Many defenses to defamation apply to invasion of privacy, but truth is not a defense. Revealing matters of public record cannot be the basis for an invasion of privacy action because the information is already public. Express and implied consent are valid defenses. If you voluntarily reveal private facts to others, you cannot recover for invasion of your privacy. Privacy actions typically fall into four factual patterns:
1) Intrusion Into One’s Private Affairs
This category includes such activities as wiretapping and unreasonable surveillance. The intrusion must be highly offensive. Whether an intrusion is highly offensive depends on the circumstances. Most people would find it offensive to discover a voyeur peering through their bedroom window. On the other hand, a salesman knocking on your front door at dinnertime may be obnoxious, but will not be sufficiently offensive to state a cause of action.

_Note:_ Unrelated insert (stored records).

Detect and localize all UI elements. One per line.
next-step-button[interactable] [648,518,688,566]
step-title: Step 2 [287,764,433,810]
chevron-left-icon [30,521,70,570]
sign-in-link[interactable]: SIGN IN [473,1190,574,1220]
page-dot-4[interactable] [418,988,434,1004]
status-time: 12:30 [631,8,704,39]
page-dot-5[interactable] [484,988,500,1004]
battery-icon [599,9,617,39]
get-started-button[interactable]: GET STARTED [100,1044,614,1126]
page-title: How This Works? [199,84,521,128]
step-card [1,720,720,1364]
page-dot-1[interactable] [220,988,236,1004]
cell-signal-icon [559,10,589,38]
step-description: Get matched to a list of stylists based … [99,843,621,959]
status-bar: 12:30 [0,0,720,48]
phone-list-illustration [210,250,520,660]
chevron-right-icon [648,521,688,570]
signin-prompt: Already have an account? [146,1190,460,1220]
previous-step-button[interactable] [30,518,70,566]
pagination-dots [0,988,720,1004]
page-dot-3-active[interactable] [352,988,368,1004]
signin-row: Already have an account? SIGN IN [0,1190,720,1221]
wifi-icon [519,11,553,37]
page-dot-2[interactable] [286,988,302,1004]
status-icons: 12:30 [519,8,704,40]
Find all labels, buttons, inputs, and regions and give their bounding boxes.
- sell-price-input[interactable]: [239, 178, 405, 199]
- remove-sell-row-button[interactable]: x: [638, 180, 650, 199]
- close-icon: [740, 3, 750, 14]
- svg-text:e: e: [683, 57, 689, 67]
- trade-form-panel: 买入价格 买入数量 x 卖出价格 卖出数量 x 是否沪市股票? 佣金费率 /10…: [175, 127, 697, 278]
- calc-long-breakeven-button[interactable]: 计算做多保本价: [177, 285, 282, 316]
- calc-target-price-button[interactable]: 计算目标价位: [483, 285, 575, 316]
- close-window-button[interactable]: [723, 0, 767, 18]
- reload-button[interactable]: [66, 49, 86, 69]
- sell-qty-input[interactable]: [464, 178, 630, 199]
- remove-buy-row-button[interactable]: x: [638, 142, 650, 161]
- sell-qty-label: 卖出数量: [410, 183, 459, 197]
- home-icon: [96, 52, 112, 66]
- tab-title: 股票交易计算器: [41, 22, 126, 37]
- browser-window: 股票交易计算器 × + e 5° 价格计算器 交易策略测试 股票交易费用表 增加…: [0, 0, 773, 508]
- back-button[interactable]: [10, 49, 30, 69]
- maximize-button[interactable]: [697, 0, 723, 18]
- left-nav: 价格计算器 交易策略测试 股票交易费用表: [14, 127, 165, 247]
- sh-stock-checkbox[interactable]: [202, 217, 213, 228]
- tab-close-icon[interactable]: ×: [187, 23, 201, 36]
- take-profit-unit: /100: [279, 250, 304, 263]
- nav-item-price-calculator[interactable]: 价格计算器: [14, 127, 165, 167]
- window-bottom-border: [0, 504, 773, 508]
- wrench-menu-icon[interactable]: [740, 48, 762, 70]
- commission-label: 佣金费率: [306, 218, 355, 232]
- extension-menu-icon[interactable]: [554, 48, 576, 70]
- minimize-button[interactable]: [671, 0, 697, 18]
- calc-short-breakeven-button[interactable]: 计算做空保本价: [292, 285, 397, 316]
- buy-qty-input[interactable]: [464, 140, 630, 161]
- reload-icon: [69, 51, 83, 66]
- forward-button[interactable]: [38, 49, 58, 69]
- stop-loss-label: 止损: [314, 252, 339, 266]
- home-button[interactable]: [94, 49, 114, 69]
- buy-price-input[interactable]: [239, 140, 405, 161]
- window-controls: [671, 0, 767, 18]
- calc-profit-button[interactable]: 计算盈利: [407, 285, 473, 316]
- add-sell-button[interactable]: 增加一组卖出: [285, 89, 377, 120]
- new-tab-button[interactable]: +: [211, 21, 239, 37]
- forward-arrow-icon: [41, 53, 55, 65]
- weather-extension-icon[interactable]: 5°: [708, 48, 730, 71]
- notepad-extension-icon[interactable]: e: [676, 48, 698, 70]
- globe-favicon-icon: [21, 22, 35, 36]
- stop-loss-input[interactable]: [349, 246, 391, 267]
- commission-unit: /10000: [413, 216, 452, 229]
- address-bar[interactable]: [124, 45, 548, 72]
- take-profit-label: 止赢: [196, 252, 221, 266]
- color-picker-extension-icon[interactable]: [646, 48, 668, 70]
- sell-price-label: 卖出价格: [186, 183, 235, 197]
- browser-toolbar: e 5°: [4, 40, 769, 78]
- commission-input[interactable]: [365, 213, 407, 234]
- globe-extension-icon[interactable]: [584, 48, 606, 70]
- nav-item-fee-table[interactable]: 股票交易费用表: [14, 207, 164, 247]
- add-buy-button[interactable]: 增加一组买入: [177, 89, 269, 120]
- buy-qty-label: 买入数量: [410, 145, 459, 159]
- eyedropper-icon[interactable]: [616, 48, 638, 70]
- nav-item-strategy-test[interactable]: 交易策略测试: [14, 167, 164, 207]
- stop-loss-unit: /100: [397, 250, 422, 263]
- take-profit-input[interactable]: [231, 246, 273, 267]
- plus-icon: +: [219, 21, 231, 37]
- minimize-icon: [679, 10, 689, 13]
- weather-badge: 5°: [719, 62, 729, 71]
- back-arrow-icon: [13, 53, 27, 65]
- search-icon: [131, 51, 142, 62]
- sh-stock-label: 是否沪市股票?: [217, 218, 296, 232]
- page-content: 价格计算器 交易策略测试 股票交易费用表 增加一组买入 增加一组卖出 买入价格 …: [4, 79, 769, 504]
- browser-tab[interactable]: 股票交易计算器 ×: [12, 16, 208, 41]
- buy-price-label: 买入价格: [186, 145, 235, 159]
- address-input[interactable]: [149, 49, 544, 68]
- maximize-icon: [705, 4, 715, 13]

2) Public Disclosure of Embarrassing Private Facts
One who gives publicity to a matter concerning the private life of another is subject to liability for invasion of privacy, if the matter publicized is of a kind that: a) would be highly offensive to a reasonable person, and b) is not of legitimate concern to the public. In other words, it is not newsworthy. An example of this type of invasion of privacy would occur if someone publicizes embarrassing derogatory information on another person, and the information is not of legitimate interest to the public.
3) Appropriation
An action for appropriation of another’s name or likeness is similar to action for invasion of one’s right of publicity. The former action seeks to compensate the plaintiff for the emotional distress, embarrassment and hurt feelings that may arise from the use of one’s name or likeness on a product. The latter action seeks to compensate the plaintiff for the commercial value arising from the exploitation of one’s name and likeness. As with the right of publicity, a person cannot always control the use of his name and likeness by another. While you can prevent someone from putting your face on their pancake mix, you cannot stop Time magazine from putting your face on its cover. Thus the use of someone’s name or likeness as part of a newsworthy incident would not be actionable.
4) False Light
Publicity placing a plaintiff in a false light will be actionable if the portrayal is highly offensive. This type of invasion of privacy is similar to defamation but harm to reputation is not required. An example of false light invasion of privacy could entail a political dirty trick such as placing the name of a prominent Republican on a list of Democratic contributors. Although this person’s reputation may not be harmed, he has been shown in a false light.